Comparison of Intramuscular Magnesium Sulphate with Low Dose Intravenous Regimen in the Management of Eclampsia in Low Resource Setting: A Randomised Study
- *Corresponding Author:
- Adekanle DA
Department of obstetrics and gynaecology
College of Health Sciences, Ladoke Akintola University of Technology
P.M.B. 4400, Osogbo, Osun State, Nigeria
Received date: June 19, 2014; Accepted date: September 17, 2014; Published date: September 22, 2014
Citation: Idowu A, Adekanle DA, Loto OM, Ajenifuja KO, Badejoko OO, et al. (2014) Comparison of Intramuscular Magnesium Sulphate with Low Dose Intravenous Regimen in the Management of Eclampsia in Low Resource Setting: A Randomised Study. Gynecol Obstet (Sunnyvale) 4:249. doi: 10.4172/2161-0932.1000249
Copyright: © 2014 Idowu A, et al.
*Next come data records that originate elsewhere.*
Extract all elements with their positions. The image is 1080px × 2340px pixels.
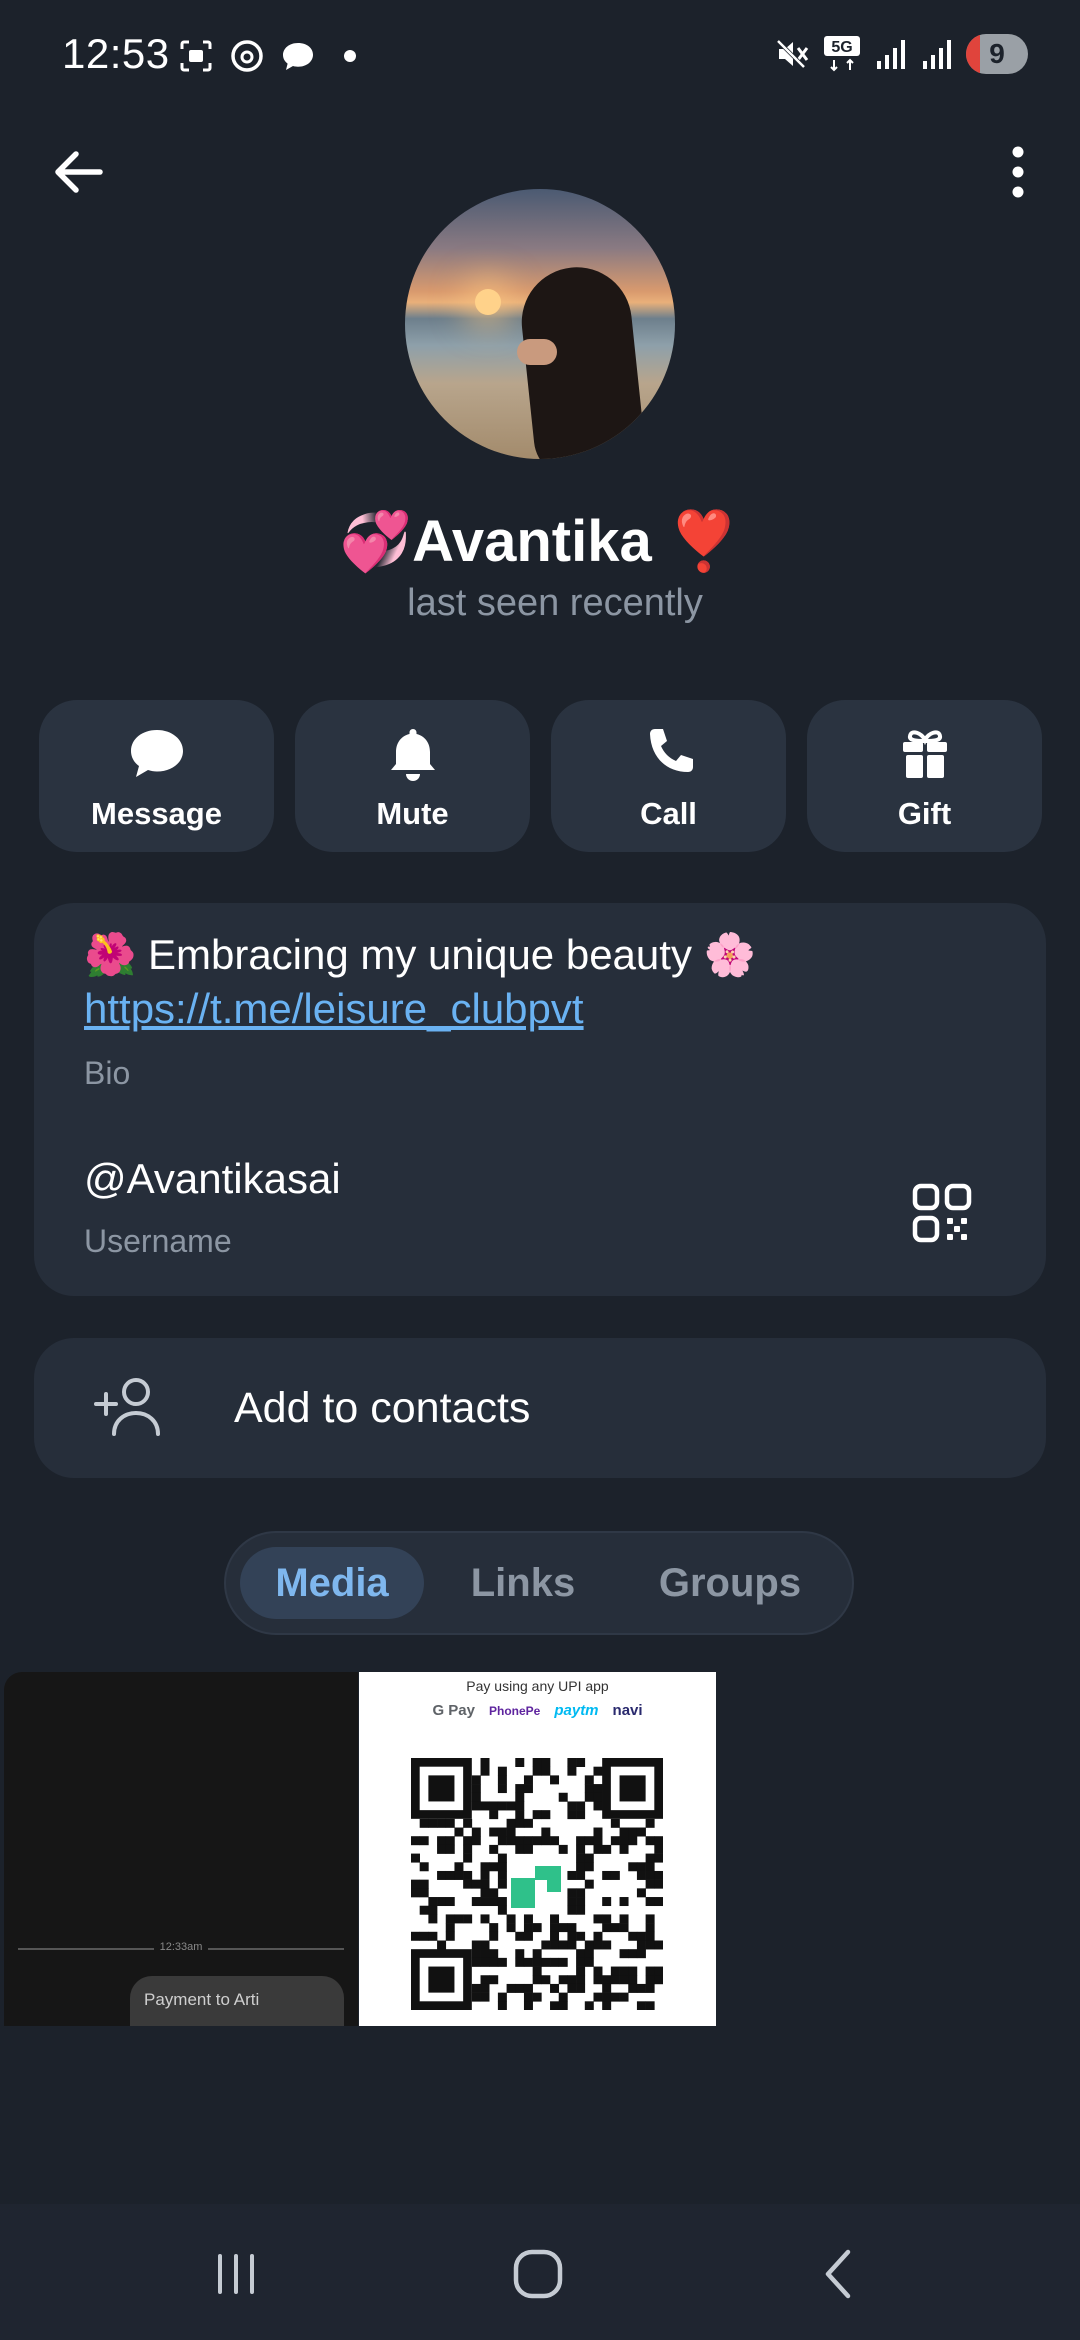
bio-label: Bio bbox=[84, 1055, 131, 1091]
add-person-icon bbox=[94, 1378, 160, 1436]
battery-indicator: 9 bbox=[966, 34, 1028, 74]
username[interactable]: @Avantikasai bbox=[84, 1155, 341, 1203]
qr-code-icon[interactable] bbox=[911, 1182, 973, 1244]
media-thumbnail-payment[interactable]: 12:33am Payment to Arti bbox=[4, 1672, 358, 2026]
phonepe-logo: PhonePe bbox=[488, 1703, 541, 1718]
info-card: 🌺 Embracing my unique beauty 🌸 https://t… bbox=[34, 903, 1046, 1296]
gift-button[interactable]: Gift bbox=[807, 700, 1042, 852]
hibiscus-emoji: 🌺 bbox=[84, 931, 137, 978]
status-bar: 12:53 5G 9 bbox=[0, 0, 1080, 115]
home-icon[interactable] bbox=[508, 2244, 568, 2304]
media-payment-text: Payment to Arti bbox=[144, 1990, 260, 2009]
gift-icon bbox=[902, 730, 947, 778]
mute-label: Mute bbox=[376, 796, 449, 831]
upi-apps: G Pay PhonePe paytm navi bbox=[359, 1702, 716, 1719]
call-button[interactable]: Call bbox=[551, 700, 786, 852]
recent-apps-icon[interactable] bbox=[206, 2244, 266, 2304]
screenshot-icon bbox=[180, 40, 212, 72]
phone-icon bbox=[649, 729, 693, 772]
add-to-contacts-label: Add to contacts bbox=[234, 1384, 531, 1432]
media-tabs: Media Links Groups bbox=[224, 1531, 854, 1635]
profile-last-seen: last seen recently bbox=[407, 582, 703, 624]
tab-groups[interactable]: Groups bbox=[622, 1547, 838, 1619]
message-button[interactable]: Message bbox=[39, 700, 274, 852]
add-to-contacts-button[interactable]: Add to contacts bbox=[34, 1338, 1046, 1478]
signal-icon-2 bbox=[923, 40, 951, 69]
username-label: Username bbox=[84, 1223, 232, 1259]
profile-screen: 12:53 5G 9 💞Avantika ❣️ last seen recent… bbox=[0, 0, 1080, 2340]
bio-text-content: Embracing my unique beauty bbox=[147, 931, 692, 978]
profile-name: 💞Avantika ❣️ bbox=[339, 509, 741, 574]
action-buttons: Message Mute Call Gift bbox=[39, 700, 1042, 852]
navi-logo: navi bbox=[612, 1702, 643, 1719]
bio-text[interactable]: 🌺 Embracing my unique beauty 🌸 bbox=[84, 931, 756, 980]
mute-icon bbox=[775, 38, 809, 70]
navigation-bar bbox=[0, 2204, 1080, 2340]
bio-link[interactable]: https://t.me/leisure_clubpvt bbox=[84, 985, 584, 1033]
notification-icons bbox=[178, 38, 356, 74]
gift-label: Gift bbox=[897, 796, 952, 831]
chat-bubble-icon bbox=[130, 730, 183, 777]
qr-code-image bbox=[411, 1758, 663, 2010]
media-thumbnail-qr[interactable]: Pay using any UPI app G Pay PhonePe payt… bbox=[359, 1672, 716, 2026]
more-options-icon[interactable] bbox=[986, 140, 1050, 204]
upi-title: Pay using any UPI app bbox=[466, 1678, 609, 1694]
tab-media[interactable]: Media bbox=[240, 1547, 424, 1619]
system-icons: 5G 9 bbox=[774, 34, 1028, 74]
paytm-logo: paytm bbox=[554, 1702, 599, 1719]
bell-icon bbox=[390, 729, 435, 781]
chat-notification-icon bbox=[283, 43, 313, 70]
more-notifications-dot bbox=[344, 50, 356, 62]
back-nav-icon[interactable] bbox=[810, 2244, 870, 2304]
svg-text:5G: 5G bbox=[831, 39, 852, 56]
5g-icon: 5G bbox=[824, 36, 860, 72]
gpay-logo: G Pay bbox=[432, 1702, 475, 1719]
call-label: Call bbox=[640, 796, 697, 831]
signal-icon bbox=[877, 40, 905, 69]
blossom-emoji: 🌸 bbox=[703, 931, 756, 978]
avatar[interactable] bbox=[405, 189, 675, 459]
message-label: Message bbox=[91, 796, 222, 831]
status-time: 12:53 bbox=[62, 30, 170, 77]
threads-icon bbox=[231, 40, 263, 72]
tab-links[interactable]: Links bbox=[430, 1547, 616, 1619]
media-timestamp: 12:33am bbox=[153, 1941, 209, 1953]
mute-button[interactable]: Mute bbox=[295, 700, 530, 852]
back-arrow-icon[interactable] bbox=[46, 140, 110, 204]
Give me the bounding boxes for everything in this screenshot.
This is an open-access article distributed under the terms of the Creative Commons Attribution License, which permits unrestricted use, distribution, and reproduction in any medium, provided the original author and source are credited.
Background: Eclampsia is a major cause of maternal and perinatal morbidity and mortality. Magnesium sulphate is currently the gold standard in the management of eclamptic fit. As a result of its toxicity, current efforts are being geared towards discovering a lower dosage without compromising its efficacy.
Objective: To compare the effectiveness of low-dose magnesium sulphate and standard Pritchard regimen in controlling eclamptic fit and preventing adverse maternal and neonatal outcomes in eclamptic patients
Methodology: This study was a randomized clinical trial comparing low-dose with standard Pritchard regimen. Twenty eight patients (the cases) randomized into low-dose regimen group received 4g loading dose, I.V. 4 g and a maintenance dose of 0.6 g/hr through intravenous infusion for a period of 24 hours post-delivery or after the last fit. The control arm of the study were twenty eight patients in the Pritchard regimen group and received loading dose of 14 g followed by maintenance dose of 5 g 4 hourly for a period of 24 hours post-delivery or after the last fit. In both study groups, additional 2 g of I.V. magnesium sulphate was given for recurrent convulsions.
Results: The mean age of the 56 patients was 25.5 ± 5.7 years. 33 (58.9% were nullipara), 54 (96.4%) were unbooked, 33 (58.9%) had antepartum eclampsia, 17 (30.4%) had preterm delivery, 2 (3.6%) had primary postpartum haemorrhage which was the commonest complication. Recurrent rate of convulsion ranges between 3.6% to 7.1% and it’s not different among the study groups. There were no differences in neonatal outcomes in both groups.
Conclusion: From this study, low-dose magnesium sulphate appears to be as effective as the standard Pritchard regimen in controlling eclamptic fit. The additional benefit of the intravenous low-dose magnesium sulphate is: it cost less and chances of toxicity are reduced.